Hannah is a civil engineering student at the University of Auckland, where she is specialising in structural engineering this year. Hannah recently completed a 13-week internship at the Sustainable Steel Council (SSC) where she worked on projects to support individual businesses into sustainability and to push sector-wide change. This included collaborating with the NZGBC on resources for SSC members. Hannah is part of the executive committee of Engineers Without Borders (EWB) Auckland Students Committee and has recently been appointed as an executive committee member for the Civil Engineering Students Association (CESA), where she is working to challenge the norms and advocate for circular economy teaching in the university. Hannah plans to incorporate sustainable design practices and ways of thinking into her future career and work no matter the profession. 


Jarred Butler 
 

Jarred is a building environmental scientist at the Building Research Association of New Zealand (BRANZ) where he assists with researching the environmental, especially carbon, impact of New Zealand buildings and provides industry training on BRANZ’s building life cycle assessment tool, LCAQuick. Jarred graduated with a Master of Building Science with distinction in 2019 with a thesis topic aimed at testing how mould simulation software could be used to assess the effectiveness of mould mitigation strategies in New Zealand homes. Jarred is “deeply committed to reducing the environmental impact of our built environment and enabling it to reach the goals of the Zero Carbon Act,” through improving housing standards in Aotearoa. 

Rochelle Kirby 

Rochelle is a graduate building services engineer at WSP where she is the office lead for the WSP Pathways Auckland Committee. Through WSP Pathways she has organised events for young professionals at WSP in Auckland, including a recent sustainability tech talk about projects that are implementing carbon reducing techniques and how these can be adopted. In 2019 she was selected by Engineering New Zealand and the association of Korean Woman Scientists and Engineers to represent Aotearoa at the Annual Meeting of Asia and Pacific Women in Science and Technology and Young Woman Scientist Camp, and in 2020 she was chosen to attend the Rotary Youth Leadership development programme. Rochelle currently represents WSP as part of The Wonder Project, Engineering New Zealand's free programme for schools, designed to get young Kiwis excited STEM. 

Sameh Shamout 

Sameh is a current PhD student at the University of Auckland, where he is a member of the Future Cities Research Hub.

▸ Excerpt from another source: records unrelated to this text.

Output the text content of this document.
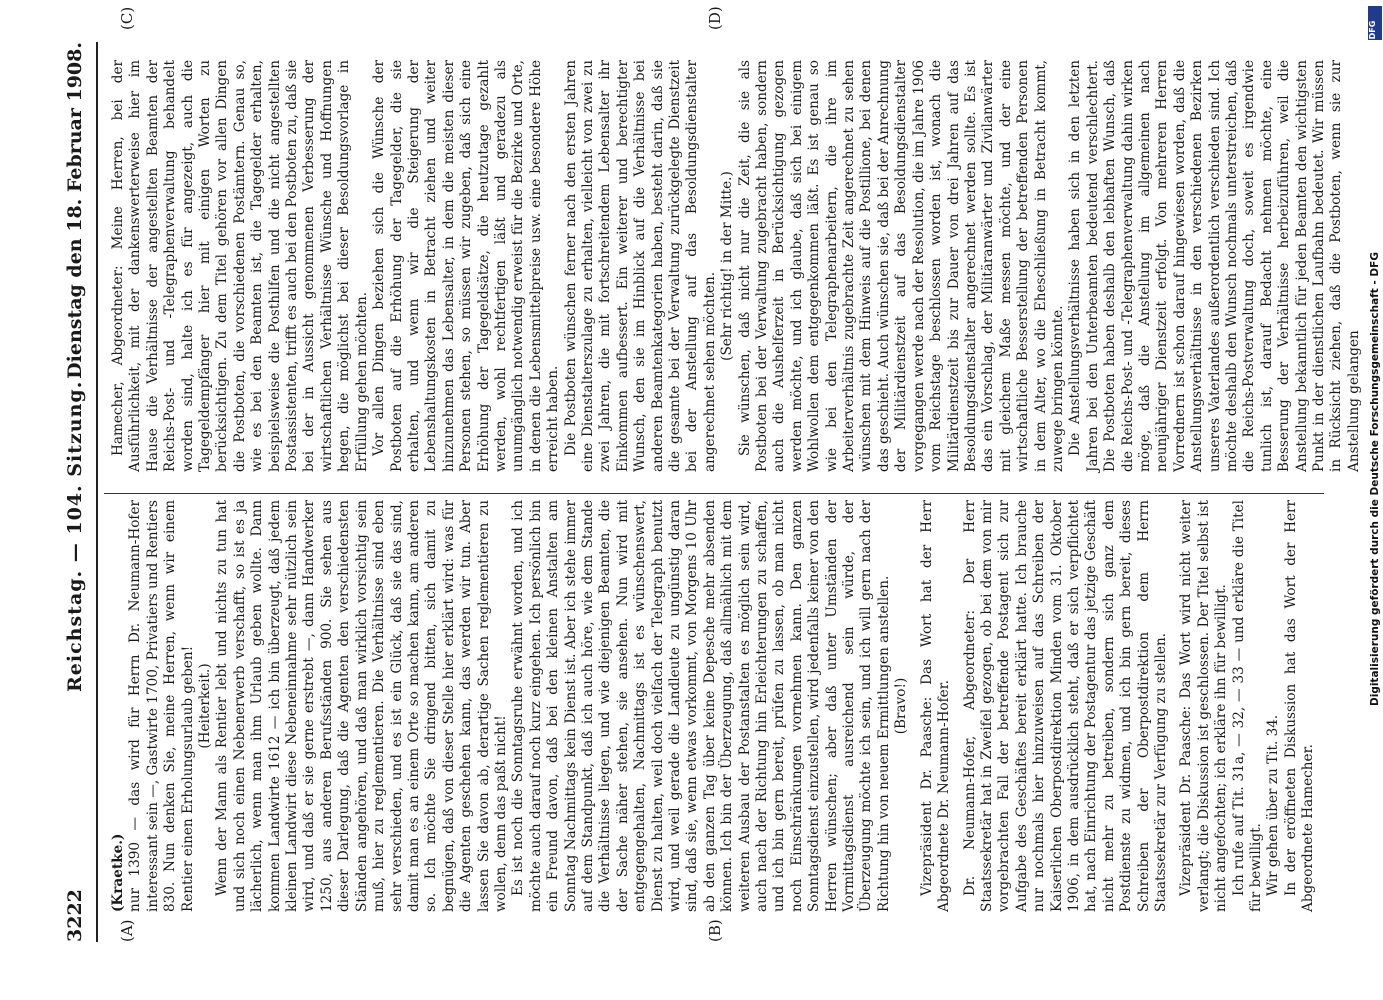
3222
Reichstag. — 104. Sitzung.
Dienstag den 18. Februar 1908.
(A)	(B)
(C)	(D)

(Kraetke.) nur 1390 — das wird für Herrn Dr. Neumann-Hofer interessant sein —, Gastwirte 1700, Privatiers und Rentiers 830. Nun denken Sie, meine Herren, wenn wir einem Rentier einen Erholungsurlaub geben! (Heiterkeit.) Wenn der Mann als Rentier lebt und nichts zu tun hat und sich noch einen Nebenerwerb verschafft, so ist es ja lächerlich, wenn man ihm Urlaub geben wollte. Dann kommen Landwirte 1612 — ich bin überzeugt, daß jedem kleinen Landwirt diese Nebeneinnahme sehr nützlich sein wird, und daß er sie gerne erstrebt —, dann Handwerker 1250, aus anderen Berufsständen 900. Sie sehen aus dieser Darlegung, daß die Agenten den verschiedensten Ständen angehören, und daß man wirklich vorsichtig sein muß, hier zu reglementieren. Die Verhältnisse sind eben sehr verschieden, und es ist ein Glück, daß sie das sind, damit man es an einem Orte so machen kann, am anderen so. Ich möchte Sie dringend bitten, sich damit zu begnügen, daß von dieser Stelle hier erklärt wird: was für die Agenten geschehen kann, das werden wir tun. Aber lassen Sie davon ab, derartige Sachen reglementieren zu wollen, denn das paßt nicht! Es ist noch die Sonntagsruhe erwähnt worden, und ich möchte auch darauf noch kurz eingehen. Ich persönlich bin ein Freund davon, daß bei den kleinen Anstalten am Sonntag Nachmittags kein Dienst ist. Aber ich stehe immer auf dem Standpunkt, daß ich auch höre, wie dem Stande die Verhältnisse liegen, und wie diejenigen Beamten, die der Sache näher stehen, sie ansehen. Nun wird mit entgegengehalten, Nachmittags ist es wünschenswert, Dienst zu halten, weil doch vielfach der Telegraph benutzt wird, und weil gerade die Landleute zu ungünstig daran sind, daß sie, wenn etwas vorkommt, von Morgens 10 Uhr ab den ganzen Tag über keine Depesche mehr absenden können. Ich bin der Überzeugung, daß allmählich mit dem weiteren Ausbau der Postanstalten es möglich sein wird, auch nach der Richtung hin Erleichterungen zu schaffen, und ich bin gern bereit, prüfen zu lassen, ob man nicht noch Einschränkungen vornehmen kann. Den ganzen Sonntagsdienst einzustellen, wird jedenfalls keiner von den Herren wünschen; aber daß unter Umständen der Vormittagsdienst ausreichend sein würde, der Überzeugung möchte ich sein, und ich will gern nach der Richtung hin von neuem Ermittlungen anstellen. (Bravo!) Vizepräsident Dr. Paasche: Das Wort hat der Herr Abgeordnete Dr. Neumann-Hofer. Dr. Neumann-Hofer, Abgeordneter: Der Herr Staatssekretär hat in Zweifel gezogen, ob bei dem von mir vorgebrachten Fall der betreffende Postagent sich zur Aufgabe des Geschäftes bereit erklärt hatte. Ich brauche nur nochmals hier hinzuweisen auf das Schreiben der Kaiserlichen Oberpostdirektion Minden vom 31. Oktober 1906, in dem ausdrücklich steht, daß er sich verpflichtet hat, nach Einrichtung der Postagentur das jetzige Geschäft nicht mehr zu betreiben, sondern sich ganz dem Postdienste zu widmen, und ich bin gern bereit, dieses Schreiben der Oberpostdirektion dem Herrn Staatssekretär zur Verfügung zu stellen. Vizepräsident Dr. Paasche: Das Wort wird nicht weiter verlangt; die Diskussion ist geschlossen. Der Titel selbst ist nicht angefochten; ich erkläre ihn für bewilligt. Ich rufe auf Tit. 31a, — 32, — 33 — und erkläre die Titel für bewilligt. Wir gehen über zu Tit. 34. In der eröffneten Diskussion hat das Wort der Herr Abgeordnete Hamecher.

Hamecher, Abgeordneter: Meine Herren, bei der Ausführlichkeit, mit der dankenswerterweise hier im Hause die Verhältnisse der angestellten Beamten der Reichs-Post- und -Telegraphenverwaltung behandelt worden sind, halte ich es für angezeigt, auch die Tagegeldempfänger hier mit einigen Worten zu berücksichtigen. Zu dem Titel gehören vor allen Dingen die Postboten, die vorschiedenen Postämtern. Genau so, wie es bei den Beamten ist, die Tagegelder erhalten, beispielsweise die Posthilfen und die nicht angestellten Postassistenten, trifft es auch bei den Postboten zu, daß sie bei der in Aussicht genommenen Verbesserung der wirtschaftlichen Verhältnisse Wünsche und Hoffnungen hegen, die möglichst bei dieser Besoldungsvorlage in Erfüllung gehen möchten. Vor allen Dingen beziehen sich die Wünsche der Postboten auf die Erhöhung der Tagegelder, die sie erhalten, und wenn wir die Steigerung der Lebenshaltungskosten in Betracht ziehen und weiter hinzunehmen das Lebensalter, in dem die meisten dieser Personen stehen, so müssen wir zugeben, daß sich eine Erhöhung der Tagegeldsätze, die heutzutage gezahlt werden, wohl rechtfertigen läßt und geradezu als unumgänglich notwendig erweist für die Bezirke und Orte, in denen die Lebensmittelpreise usw. eine besondere Höhe erreicht haben. Die Postboten wünschen ferner nach den ersten Jahren eine Dienstalterszulage zu erhalten, vielleicht von zwei zu zwei Jahren, die mit fortschreitendem Lebensalter ihr Einkommen aufbessert. Ein weiterer und berechtigter Wunsch, den sie im Hinblick auf die Verhältnisse bei anderen Beamtenkategorien haben, besteht darin, daß sie die gesamte bei der Verwaltung zurückgelegte Dienstzeit bei der Anstellung auf das Besoldungsdienstalter angerechnet sehen möchten.

(Sehr richtig! in der Mitte.) Sie wünschen, daß nicht nur die Zeit, die sie als Postboten bei der Verwaltung zugebracht haben, sondern auch die Aushelferzeit in Berücksichtigung gezogen werden möchte, und ich glaube, daß sich bei einigem Wohlwollen dem entgegenkommen läßt. Es ist genau so wie bei den Telegraphenarbeitern, die ihre im Arbeiterverhältnis zugebrachte Zeit angerechnet zu sehen wünschen mit dem Hinweis auf die Postillione, bei denen das geschieht. Auch wünschen sie, daß bei der Anrechnung der Militärdienstzeit auf das Besoldungsdienstalter vorgegangen werde nach der Resolution, die im Jahre 1906 vom Reichstage beschlossen worden ist, wonach die Militärdienstzeit bis zur Dauer von drei Jahren auf das Besoldungsdienstalter angerechnet werden sollte. Es ist das ein Vorschlag, der Militäranwärter und Zivilanwärter mit gleichem Maße messen möchte, und der eine wirtschaftliche Besserstellung der betreffenden Personen in dem Alter, wo die Eheschließung in Betracht kommt, zuwege bringen könnte. Die Anstellungsverhältnisse haben sich in den letzten Jahren bei den Unterbeamten bedeutend verschlechtert. Die Postboten haben deshalb den lebhaften Wunsch, daß die Reichs-Post- und -Telegraphenverwaltung dahin wirken möge, daß die Anstellung im allgemeinen nach neunjähriger Dienstzeit erfolgt. Von mehreren Herren Vorrednern ist schon darauf hingewiesen worden, daß die Anstellungsverhältnisse in den verschiedenen Bezirken unseres Vaterlandes außerordentlich verschieden sind. Ich möchte deshalb den Wunsch nochmals unterstreichen, daß die Reichs-Postverwaltung doch, soweit es irgendwie tunlich ist, darauf Bedacht nehmen möchte, eine Besserung der Verhältnisse herbeizuführen, weil die Anstellung bekanntlich für jeden Beamten den wichtigsten Punkt in der dienstlichen Laufbahn bedeutet. Wir müssen in Rücksicht ziehen, daß die Postboten, wenn sie zur Anstellung gelangen

DFG
Digitalisierung gefördert durch die Deutsche Forschungsgemeinschaft - DFG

His current PhD research focuses on enhancing the resilience of the built environment, and other research interests include energy efficiency, thermal comfort, passive design solutions, and sustainable materials. Sameh has a passion for social activism and leadership. He is the founder of the New Zealand Centre in the Middle East and North Africa, and JonZ for Sustainable Development; the first Arab-New Zealand initiative started from Jordan aiming to contribute to the development of communities. He is one of the pioneer youth driving the sustainability movement in Jordan. Sameh believes in the value of enhancing social resilience, where he works on building cultural and knowledge bridges between New Zealanders and Arabs. He aims to bring people together and build high-quality academic, professional and research teams. 

Tessa Meyer 

Tessa is a corporate responsibility advisor at Panuku Development Auckland where she leads sustainability solutions across a variety of projects, all of which directly contribute to Auckland’s transition to a climate resilient, healthy and low carbon city. She led the first Green Star - Communities ratings in Aotearoa and Panuku’s world-first volume certification. Tessa has worked on an economic analysis tool to incorporate social, environmental and economic benefits in holistic decision-making regarding community investments and urban development. She has been involved in waste minimisation projects, including a zero-waste town centre strategy and piloting construction waste management targets. Recently she has successfully completed Panuku’s Toitū Envirocare carbonreduce certification with a base-year emissions inventory and management plan and lead internal behaviour change campaigns at Panuku.